Thursday, 7 April 2016

Visitors to Canada Beware - You might need a "not-a-visa" eTA

Formerly, Brits, like my wife, travelling to Canada for a visit needed only their passport and no visa. That has changed, as from March 15, 2016 (with an interim grace period till the fall of this year) she and other foreign nationals, except US citizens, will need an Electronic Travel Authorization to enter Canada by air. The eTA is not formally a visa but it sure feels like one to my wife, since after the grace period, without it you don't get to board the plane.

Some key things facts I discovered digging through the website and phoning a Canadian consulate:
  • you can apply in advance, even before you make a booking or plan a trip
  • the eTA is good for five years, but ...
  • if you need to renew your passport before then, you need to buy ($7 now) a new eTA because the eTA is linked to your passport number
  • the eTA is stored in the Canadian government's vast databases so that you do not need any piece of paper to prove you bought one (of course, it's gonna be your problem if you say you bought one and may even have the printout but for some reason the database says no, you don't)
  • it supposedly takes "minutes" to apply online and receive an email confirmation i.e. make sure you know where your airport internet access is or your phone has access just in case
Welcome to the new world of travel to Canada!

Saturday, 26 March 2016

Yikes! Federal Budget Revives Support for Toxic Labour-Sponsored Funds

It was a shock to see the recent Canadian Federal Budget measure to restore the 15% tax credit to encourage retail investors to buy into a proven loser investment vehicle, Labour-Sponsored Venture Capital Corporation funds. I, like almost every other investor in these toxic funds, lost a lot of money in their first incarnation during the tech boom years. The pleasure of a one-time tax credit is sooner or later replaced by the grinding regret of declining asset value and often extreme difficulty in redeeming the investment to limit losses.

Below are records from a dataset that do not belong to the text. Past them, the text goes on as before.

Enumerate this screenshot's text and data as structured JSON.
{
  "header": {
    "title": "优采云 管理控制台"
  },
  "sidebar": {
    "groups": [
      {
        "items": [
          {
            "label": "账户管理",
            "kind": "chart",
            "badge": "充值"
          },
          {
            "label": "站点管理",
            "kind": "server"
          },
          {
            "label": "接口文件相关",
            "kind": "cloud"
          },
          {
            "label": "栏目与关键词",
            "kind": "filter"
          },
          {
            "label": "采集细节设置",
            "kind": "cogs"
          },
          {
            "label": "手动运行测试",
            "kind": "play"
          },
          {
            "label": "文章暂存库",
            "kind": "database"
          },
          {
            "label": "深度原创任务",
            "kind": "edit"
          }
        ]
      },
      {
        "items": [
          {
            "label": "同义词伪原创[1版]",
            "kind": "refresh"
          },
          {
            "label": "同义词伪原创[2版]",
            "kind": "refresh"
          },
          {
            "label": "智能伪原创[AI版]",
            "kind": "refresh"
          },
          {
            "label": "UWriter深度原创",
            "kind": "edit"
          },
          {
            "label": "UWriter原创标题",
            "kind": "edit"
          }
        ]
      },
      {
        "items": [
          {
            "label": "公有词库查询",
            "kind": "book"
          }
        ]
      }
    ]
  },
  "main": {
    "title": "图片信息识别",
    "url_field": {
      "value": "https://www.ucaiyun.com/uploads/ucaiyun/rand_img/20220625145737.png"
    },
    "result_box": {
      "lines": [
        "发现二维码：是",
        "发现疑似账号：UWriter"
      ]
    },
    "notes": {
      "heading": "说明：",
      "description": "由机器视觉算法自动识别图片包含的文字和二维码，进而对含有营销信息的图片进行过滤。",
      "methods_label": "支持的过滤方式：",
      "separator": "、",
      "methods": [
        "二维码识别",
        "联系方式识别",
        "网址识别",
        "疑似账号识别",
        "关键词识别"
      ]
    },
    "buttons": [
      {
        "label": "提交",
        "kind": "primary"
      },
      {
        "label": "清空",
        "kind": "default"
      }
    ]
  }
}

I said it four years ago when I slammed labour unions in Labour-Sponsored Rip-off for aiding and abetting such LSVCCs, and I'll say it again: stay away, don't consider for a second investing your money in them.

Look at the track record of one such surviving company, Covington, whose latest annual report tells a sorry numbers tale:
(click on image to enlarge)
Note how the benchmark average, the Retail Venture Capital Index that measures all Ontario-based LSVCCs, has a negative compound 10-year return (which understates the poor performance since it no doubt excludes all the worst loser funds that have disappeared along the way).

Even people in the investment industry mince no words about LSVCCs, viz the Investment Executive article linked-to at the top, where Ian Russell, president and CEO of the Investment Industry Association of Canada is quoted: "All our research shows these funds are ineffective in raising capital for successful small businesses, so that's a disappointment," Russell says. "The labour-sponsored venture capital funds were a disaster in the past." They did no good for investors or small business. What is the government thinking, anyhow?